Genomic surveillance of SARS-CoV-2 variants using pooled WGS

Abstract

This study presents the development and validation of a genomic surveillance strategy using Whole Genome Sequencing (WGS) on normalized pooled samples to detect and monitor SARS-CoV-2 variants. A bioinformatics pipeline was designed specifically for analyzing pooled WGS data and was validated using simulated datasets, pooled samples of reference materials, and pooled clinical samples collected during key periods of the Delta and Omicron variant emergence. The approach was evaluated for its accuracy in estimating variant abundance at both the Phylogenetic Assignment of Named Global Outbreak (PANGO) lineage level and the World Health Organization (WHO) variant level. From the simulation datasets, the method achieved an overall sensitivity of 99.1% and a positive predictive value (PPV) of 99.9% for detecting SARS-CoV-2 variants at the WHO variant level. At the PANGO lineage level, it achieved an overall sensitivity of 82.8% and a PPV of 77.4% when a predicted lineage was considered accurate if it shared more than 90% of markers with any true lineage present in the pooled sample. The accuracy of variant abundance estimation was further validated using pooled samples of reference materials. Analysis of pooled clinical samples showed results consistent with national epidemiological trends, particularly during the emergence of the Delta and Omicron variants in Korea. This pooled WGS-based genomic surveillance strategy offers a scalable and economical solution for monitoring SARS-CoV-2 variants, providing public health authorities with a valuable tool for tracking pandemic dynamics and enabling timely responses.

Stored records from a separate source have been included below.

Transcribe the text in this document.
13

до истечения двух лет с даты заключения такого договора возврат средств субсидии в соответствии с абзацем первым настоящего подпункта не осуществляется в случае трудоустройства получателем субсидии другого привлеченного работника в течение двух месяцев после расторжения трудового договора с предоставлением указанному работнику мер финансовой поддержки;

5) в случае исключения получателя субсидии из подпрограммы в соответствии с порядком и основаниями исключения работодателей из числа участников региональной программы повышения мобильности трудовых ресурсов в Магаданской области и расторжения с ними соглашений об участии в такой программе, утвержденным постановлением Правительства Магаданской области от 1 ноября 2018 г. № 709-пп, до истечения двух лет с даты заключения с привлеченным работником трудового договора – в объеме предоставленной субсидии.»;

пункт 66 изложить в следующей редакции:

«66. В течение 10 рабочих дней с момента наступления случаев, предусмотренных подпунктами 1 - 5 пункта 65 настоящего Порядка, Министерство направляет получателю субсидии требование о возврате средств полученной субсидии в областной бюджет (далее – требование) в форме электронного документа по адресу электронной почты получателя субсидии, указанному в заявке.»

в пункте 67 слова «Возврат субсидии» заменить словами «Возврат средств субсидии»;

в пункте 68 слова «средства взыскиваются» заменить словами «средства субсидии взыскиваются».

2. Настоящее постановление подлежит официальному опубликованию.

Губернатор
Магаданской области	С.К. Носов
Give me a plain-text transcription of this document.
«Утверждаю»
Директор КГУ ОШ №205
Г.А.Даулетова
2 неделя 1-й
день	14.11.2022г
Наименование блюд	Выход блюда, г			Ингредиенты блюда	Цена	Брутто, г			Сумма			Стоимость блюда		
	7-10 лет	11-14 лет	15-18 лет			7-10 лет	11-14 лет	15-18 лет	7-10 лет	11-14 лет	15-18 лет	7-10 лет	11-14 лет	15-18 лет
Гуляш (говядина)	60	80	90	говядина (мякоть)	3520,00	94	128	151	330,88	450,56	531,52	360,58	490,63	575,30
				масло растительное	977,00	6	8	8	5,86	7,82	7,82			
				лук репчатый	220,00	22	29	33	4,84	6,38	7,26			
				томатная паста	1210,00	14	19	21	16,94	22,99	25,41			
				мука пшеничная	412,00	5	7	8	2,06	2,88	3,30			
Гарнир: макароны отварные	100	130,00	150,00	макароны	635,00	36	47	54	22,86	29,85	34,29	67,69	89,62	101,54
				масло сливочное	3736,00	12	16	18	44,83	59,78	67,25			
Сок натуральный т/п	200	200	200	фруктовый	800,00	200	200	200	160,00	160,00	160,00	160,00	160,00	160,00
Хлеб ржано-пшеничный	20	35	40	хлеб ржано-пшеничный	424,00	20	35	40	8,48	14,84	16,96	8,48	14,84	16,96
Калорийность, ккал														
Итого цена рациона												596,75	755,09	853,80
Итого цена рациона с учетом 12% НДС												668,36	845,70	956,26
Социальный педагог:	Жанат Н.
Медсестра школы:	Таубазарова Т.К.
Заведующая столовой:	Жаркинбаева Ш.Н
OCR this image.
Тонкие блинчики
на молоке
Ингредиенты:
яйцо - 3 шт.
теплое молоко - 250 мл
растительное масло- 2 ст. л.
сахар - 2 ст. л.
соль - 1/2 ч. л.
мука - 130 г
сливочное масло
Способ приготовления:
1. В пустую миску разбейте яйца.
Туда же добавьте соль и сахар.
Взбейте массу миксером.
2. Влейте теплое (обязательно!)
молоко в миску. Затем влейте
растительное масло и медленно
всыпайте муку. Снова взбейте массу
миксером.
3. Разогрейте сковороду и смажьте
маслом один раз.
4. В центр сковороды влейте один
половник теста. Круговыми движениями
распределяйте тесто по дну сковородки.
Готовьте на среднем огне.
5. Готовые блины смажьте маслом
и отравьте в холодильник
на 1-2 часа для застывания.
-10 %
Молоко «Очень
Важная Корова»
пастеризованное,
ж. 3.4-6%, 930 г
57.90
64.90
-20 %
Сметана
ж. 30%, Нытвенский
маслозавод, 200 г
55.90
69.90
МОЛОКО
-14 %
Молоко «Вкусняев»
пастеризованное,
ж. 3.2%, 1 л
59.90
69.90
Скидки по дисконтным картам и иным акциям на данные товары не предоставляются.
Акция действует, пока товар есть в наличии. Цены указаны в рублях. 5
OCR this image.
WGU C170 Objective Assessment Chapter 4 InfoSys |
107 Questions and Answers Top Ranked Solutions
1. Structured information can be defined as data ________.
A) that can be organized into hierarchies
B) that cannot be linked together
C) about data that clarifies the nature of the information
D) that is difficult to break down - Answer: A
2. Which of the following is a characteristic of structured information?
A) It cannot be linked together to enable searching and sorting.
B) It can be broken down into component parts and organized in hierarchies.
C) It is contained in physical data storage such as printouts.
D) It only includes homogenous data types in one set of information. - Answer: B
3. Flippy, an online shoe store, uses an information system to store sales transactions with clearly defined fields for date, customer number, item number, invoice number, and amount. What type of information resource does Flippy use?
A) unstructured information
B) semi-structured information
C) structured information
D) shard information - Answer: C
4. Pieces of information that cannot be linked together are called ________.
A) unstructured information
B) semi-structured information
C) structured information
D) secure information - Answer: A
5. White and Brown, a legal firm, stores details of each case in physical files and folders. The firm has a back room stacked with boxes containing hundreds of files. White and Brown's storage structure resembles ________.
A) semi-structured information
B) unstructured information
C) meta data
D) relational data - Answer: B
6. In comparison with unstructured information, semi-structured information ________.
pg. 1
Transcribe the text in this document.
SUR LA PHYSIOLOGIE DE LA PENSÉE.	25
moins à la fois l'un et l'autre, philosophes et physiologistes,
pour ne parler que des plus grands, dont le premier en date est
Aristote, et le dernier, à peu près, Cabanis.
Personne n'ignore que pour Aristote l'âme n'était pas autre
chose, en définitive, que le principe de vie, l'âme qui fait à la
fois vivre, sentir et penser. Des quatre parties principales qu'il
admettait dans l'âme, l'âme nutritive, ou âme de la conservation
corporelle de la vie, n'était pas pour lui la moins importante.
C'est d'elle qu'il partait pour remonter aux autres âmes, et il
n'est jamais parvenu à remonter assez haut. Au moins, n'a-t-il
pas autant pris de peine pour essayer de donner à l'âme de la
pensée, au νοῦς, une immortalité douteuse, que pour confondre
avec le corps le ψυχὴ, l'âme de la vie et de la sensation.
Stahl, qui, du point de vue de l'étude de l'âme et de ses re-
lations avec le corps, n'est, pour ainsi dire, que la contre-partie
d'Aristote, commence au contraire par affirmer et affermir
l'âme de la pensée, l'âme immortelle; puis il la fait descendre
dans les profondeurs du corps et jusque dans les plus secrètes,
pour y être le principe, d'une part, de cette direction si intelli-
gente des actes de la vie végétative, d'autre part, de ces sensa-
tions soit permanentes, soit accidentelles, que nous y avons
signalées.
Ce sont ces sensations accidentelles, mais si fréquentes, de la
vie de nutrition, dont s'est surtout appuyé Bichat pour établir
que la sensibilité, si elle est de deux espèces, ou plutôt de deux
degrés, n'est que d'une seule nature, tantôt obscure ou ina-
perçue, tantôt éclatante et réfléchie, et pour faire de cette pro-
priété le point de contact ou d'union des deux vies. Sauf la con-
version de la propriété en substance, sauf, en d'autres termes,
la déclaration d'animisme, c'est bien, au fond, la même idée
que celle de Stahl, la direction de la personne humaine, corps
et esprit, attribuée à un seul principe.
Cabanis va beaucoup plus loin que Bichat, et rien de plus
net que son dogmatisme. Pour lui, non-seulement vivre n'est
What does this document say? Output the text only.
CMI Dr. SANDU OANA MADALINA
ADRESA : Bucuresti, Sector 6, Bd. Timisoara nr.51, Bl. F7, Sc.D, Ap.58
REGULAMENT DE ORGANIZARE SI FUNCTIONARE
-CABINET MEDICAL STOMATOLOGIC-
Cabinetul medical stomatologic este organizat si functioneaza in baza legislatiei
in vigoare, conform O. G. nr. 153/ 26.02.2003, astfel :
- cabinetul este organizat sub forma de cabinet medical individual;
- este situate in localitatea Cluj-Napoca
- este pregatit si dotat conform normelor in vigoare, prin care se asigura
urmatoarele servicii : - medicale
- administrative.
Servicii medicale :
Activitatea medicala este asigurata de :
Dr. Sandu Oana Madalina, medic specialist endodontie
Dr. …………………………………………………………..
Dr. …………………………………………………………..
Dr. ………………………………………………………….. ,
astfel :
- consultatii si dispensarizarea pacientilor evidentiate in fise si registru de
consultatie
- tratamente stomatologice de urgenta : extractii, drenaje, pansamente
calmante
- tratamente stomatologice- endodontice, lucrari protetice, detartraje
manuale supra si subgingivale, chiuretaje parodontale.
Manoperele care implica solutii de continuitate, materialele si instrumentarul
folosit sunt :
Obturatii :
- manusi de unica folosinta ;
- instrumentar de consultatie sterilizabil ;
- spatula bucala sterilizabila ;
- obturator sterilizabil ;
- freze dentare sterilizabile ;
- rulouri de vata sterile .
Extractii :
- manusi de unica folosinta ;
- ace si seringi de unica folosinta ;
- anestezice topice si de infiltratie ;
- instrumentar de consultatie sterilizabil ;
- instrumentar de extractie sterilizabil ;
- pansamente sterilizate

Keywords: Epidemiological surveillance; SARS-CoV-2; SARS-CoV-2 mutation screening.

Fig. 1

Example of Result for COVID-19 Variant Abundance Estimation and Mutation Detection through Pooled NGS Data Analysis. This figure shows the outcomes of analyzing pooled NGS data. It provides the estimated abundance for each cluster of lineages and lists all detected mutations, each with its corresponding lineage associations.

Fig. 2

Lineage-Level Performance in COVID-19 Variant Detection. This figure shows the detection performance for key PANGO lineages associated with WHO COVID-19 variants, indicating both exact (superscript a) and approximate (superscript b) match outcomes for Detected Number, Sensitivity, and PPV (Positive Predictive Value). An approximate match is identified by a shared marker ratio exceeding 90%. The figure highlights the efficiency of detecting lineages such as Alpha (B.1.1.7), Delta (AY.4), and Omicron (BA.1) variants, demonstrating the system’s adaptability to both precise and nearly matching genetic sequences.

Fig. 3

Performance Evaluation of WHO Variant Level COVID-19 Variation Detection. This figure presents a comprehensive analysis of the sensitivity and positive predictive value (PPV) for the detection of various COVID-19 variants, including Alpha, Beta, Delta, Epsilon, Eta, GH/490R, Gamma, Iota, Kappa, Lambda, Mu, Omicron, and Zeta. The assessment was based on a total of 1120 tests, with the count of True Positives (TP), False Negatives (FN), and False Positives (FP) summarized for each variant. Sensitivity and PPV are depicted for each variant, highlighting the high accuracy and reliability of the detection method across the spectrum of COVID-19 variants, with most variants showing near-perfect sensitivity and PPV rates.

Fig. 4

Temporal Trends in WHO COVID-19 Variant Prevalence Through Simulated Pooled NGS Data. This figure shows estimated fractions of WHO-recognized COVID-19 variants from simulated pooled NGS, including Lambda, Mu, Omicron, GH/490R, Iota, Kappa, Epsilon, Eta, Gamma, Alpha, Beta, Delta, and Zeta. The simulation spans several months, illustrating the dynamic shifts in variant prevalence. Each variant’s estimated fraction is plotted over time, highlighting the changing landscape of COVID-19 variants.

Fig. 5

Reference Panel Evaluation for COVID-19 Variant Detection. This figure illustrates the performance of six reference panels in accurately estimating the fraction of WHO-designated COVID-19 variants, including Alpha, Beta, Delta, Gamma, and Omicron. For each panel, the figure compares real versus estimated values, showing the precision of detection across six different panels. It highlights the ability of the reference panels to closely estimate the actual fraction of variants.

Fig. 6

Analysis of Clinical Samples for COVID-19 Variant Prevalence. This figure demonstrates the prevalence of COVID-19 variants Omicron and Delta over a series of weeks, contrasting pooled clinical samples with official South Korean national prevalence data. It visually represents the proportion of each variant detected, emphasizing the shifting dominance of variants over the observe period. The side-by-side comparison with national statistics highlights the dynamic nature of the pandemic’s evolution within South Korea, reinforcing the essential role of ongoing surveillance in guiding public health strategies and interventions.